The name alone sounds so encouraging: HDL, the "good cholesterol." The more of it in your blood, the lower your risk of heart disease. So bringing up HDL levels has got to be good for health.
Or so the theory went.
Now, a new study that makes use of powerful databases of genetic information has found that raising HDL levels may not make any difference to heart disease risk. People who inherit genes that give them naturally higher HDL levels throughout life have no less heart disease than those who inherit genes that give them slightly lower levels. If HDL were protective, those with genes causing higher levels should have had less heart disease.

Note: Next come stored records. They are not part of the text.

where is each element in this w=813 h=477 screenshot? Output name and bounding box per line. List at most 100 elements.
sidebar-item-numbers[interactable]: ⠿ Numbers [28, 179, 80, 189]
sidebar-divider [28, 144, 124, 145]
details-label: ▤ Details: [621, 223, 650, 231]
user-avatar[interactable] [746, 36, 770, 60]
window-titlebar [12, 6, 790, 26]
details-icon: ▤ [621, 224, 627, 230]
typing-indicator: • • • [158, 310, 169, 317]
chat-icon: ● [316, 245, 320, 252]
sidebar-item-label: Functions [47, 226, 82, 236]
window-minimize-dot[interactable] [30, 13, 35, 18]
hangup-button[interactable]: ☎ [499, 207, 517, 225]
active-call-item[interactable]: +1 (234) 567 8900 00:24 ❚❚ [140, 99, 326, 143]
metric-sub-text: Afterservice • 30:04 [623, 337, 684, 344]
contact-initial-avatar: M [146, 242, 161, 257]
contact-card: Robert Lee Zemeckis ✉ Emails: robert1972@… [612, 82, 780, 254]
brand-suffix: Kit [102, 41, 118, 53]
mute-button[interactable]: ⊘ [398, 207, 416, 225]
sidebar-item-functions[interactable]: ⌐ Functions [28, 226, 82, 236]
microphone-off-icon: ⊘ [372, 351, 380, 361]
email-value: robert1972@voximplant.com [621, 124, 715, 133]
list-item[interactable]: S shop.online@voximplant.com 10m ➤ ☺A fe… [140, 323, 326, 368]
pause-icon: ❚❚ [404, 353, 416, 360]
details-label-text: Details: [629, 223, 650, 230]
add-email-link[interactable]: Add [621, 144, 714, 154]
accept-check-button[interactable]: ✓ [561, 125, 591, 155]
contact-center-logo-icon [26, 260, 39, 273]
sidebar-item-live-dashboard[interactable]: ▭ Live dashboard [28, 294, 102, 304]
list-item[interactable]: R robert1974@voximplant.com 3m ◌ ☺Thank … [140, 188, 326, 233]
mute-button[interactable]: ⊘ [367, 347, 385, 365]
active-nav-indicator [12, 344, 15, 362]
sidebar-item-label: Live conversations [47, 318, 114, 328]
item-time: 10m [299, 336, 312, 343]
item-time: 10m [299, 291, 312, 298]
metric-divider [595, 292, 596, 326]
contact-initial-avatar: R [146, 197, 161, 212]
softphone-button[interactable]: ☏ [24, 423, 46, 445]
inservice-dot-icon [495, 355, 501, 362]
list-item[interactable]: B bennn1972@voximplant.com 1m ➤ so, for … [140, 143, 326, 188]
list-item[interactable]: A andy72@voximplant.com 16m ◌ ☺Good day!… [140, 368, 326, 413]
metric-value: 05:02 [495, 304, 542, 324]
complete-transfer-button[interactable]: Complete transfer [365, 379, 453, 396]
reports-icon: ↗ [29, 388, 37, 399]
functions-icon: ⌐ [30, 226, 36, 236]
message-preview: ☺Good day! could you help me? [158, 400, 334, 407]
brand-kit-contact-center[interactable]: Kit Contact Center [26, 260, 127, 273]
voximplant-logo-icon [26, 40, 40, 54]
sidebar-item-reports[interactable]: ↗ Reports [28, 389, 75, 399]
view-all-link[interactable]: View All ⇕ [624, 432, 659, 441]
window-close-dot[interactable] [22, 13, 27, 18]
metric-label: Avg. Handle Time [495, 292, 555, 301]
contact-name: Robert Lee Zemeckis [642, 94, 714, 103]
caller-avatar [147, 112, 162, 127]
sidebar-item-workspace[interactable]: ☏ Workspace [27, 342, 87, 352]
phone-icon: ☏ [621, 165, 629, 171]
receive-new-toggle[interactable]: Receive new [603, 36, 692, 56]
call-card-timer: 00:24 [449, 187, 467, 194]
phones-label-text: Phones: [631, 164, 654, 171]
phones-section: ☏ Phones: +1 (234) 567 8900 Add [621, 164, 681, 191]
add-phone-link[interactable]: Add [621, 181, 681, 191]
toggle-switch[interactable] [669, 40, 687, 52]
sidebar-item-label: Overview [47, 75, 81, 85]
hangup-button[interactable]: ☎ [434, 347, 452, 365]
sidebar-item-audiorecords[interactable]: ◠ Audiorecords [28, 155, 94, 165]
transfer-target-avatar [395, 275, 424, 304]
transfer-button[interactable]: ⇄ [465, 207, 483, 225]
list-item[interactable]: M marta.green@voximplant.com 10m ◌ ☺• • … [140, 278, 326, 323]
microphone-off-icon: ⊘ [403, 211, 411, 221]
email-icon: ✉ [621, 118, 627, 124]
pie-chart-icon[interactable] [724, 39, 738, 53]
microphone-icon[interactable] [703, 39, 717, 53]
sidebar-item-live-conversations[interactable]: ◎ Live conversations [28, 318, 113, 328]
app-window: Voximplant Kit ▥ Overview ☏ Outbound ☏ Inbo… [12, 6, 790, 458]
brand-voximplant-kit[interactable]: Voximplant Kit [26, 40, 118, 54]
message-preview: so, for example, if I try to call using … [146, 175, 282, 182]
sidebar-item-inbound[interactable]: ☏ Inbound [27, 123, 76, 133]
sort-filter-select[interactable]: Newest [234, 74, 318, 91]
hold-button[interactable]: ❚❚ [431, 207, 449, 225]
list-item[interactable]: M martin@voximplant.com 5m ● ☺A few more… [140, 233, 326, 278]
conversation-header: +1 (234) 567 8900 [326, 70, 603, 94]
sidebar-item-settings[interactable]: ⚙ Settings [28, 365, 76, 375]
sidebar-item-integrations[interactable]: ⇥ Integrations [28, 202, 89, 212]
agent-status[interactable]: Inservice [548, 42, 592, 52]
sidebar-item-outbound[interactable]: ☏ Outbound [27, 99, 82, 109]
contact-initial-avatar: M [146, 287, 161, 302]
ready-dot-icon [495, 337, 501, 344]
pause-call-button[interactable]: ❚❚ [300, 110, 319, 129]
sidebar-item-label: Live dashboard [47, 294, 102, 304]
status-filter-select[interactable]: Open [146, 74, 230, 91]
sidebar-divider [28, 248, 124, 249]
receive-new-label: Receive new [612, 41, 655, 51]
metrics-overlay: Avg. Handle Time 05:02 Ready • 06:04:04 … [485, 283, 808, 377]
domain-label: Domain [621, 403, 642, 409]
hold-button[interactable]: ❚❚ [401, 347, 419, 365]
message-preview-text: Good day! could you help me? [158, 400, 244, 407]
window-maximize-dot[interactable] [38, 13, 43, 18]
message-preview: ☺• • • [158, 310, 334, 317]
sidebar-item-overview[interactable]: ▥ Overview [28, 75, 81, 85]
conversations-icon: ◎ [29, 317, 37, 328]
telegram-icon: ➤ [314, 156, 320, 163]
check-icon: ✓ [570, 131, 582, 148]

Researchers not associated with the study, published online Wednesday in The Lancet, found the results compelling and disturbing. Companies are actively developing and testing drugs that raise HDL, although three recent studies of such treatments have failed. And patients with low HDL levels are often told to try to raise them by exercising or dieting or even by taking niacin, a drug that raised HDL but failed to lower heart disease risk in a recent clinical trial.
"I'd say the HDL hypothesis is on the ropes right now," said James A. de Lemos, a University of Texas Southwestern Medical Center professor of medicine who was not involved in the study.
Michael Lauer, director of the division of cardiovascular sciences at the National Heart, Lung and Blood Institute, agreed. "The current study tells us that, when it comes to HDL, we should seriously consider going back to the drawing board -- in this case meaning back to the laboratory," said Dr. Lauer, who also was not connected to the research. "We need to encourage basic laboratory scientists to figure out where HDL fits in the puzzle -- just what exactly is it a marker for?"
But Steven Nissen, the Cleveland Clinic's chairman of cardiovascular medicine, who is helping conduct studies of HDL-raising drugs, said he remained hopeful. HDL is complex, he said, and it is possible that some types of HDL molecules might in fact protect against heart disease. "I am an optimist," Dr. Nissen said.
The study's authors emphasize that they are not questioning the well-documented finding that higher HDL levels are associated with lower heart disease risk. But the relationship may not be causative. High HDL levels may be a sign that something else is going on that makes heart disease less likely. But HDL itself may not be directly reducing risk.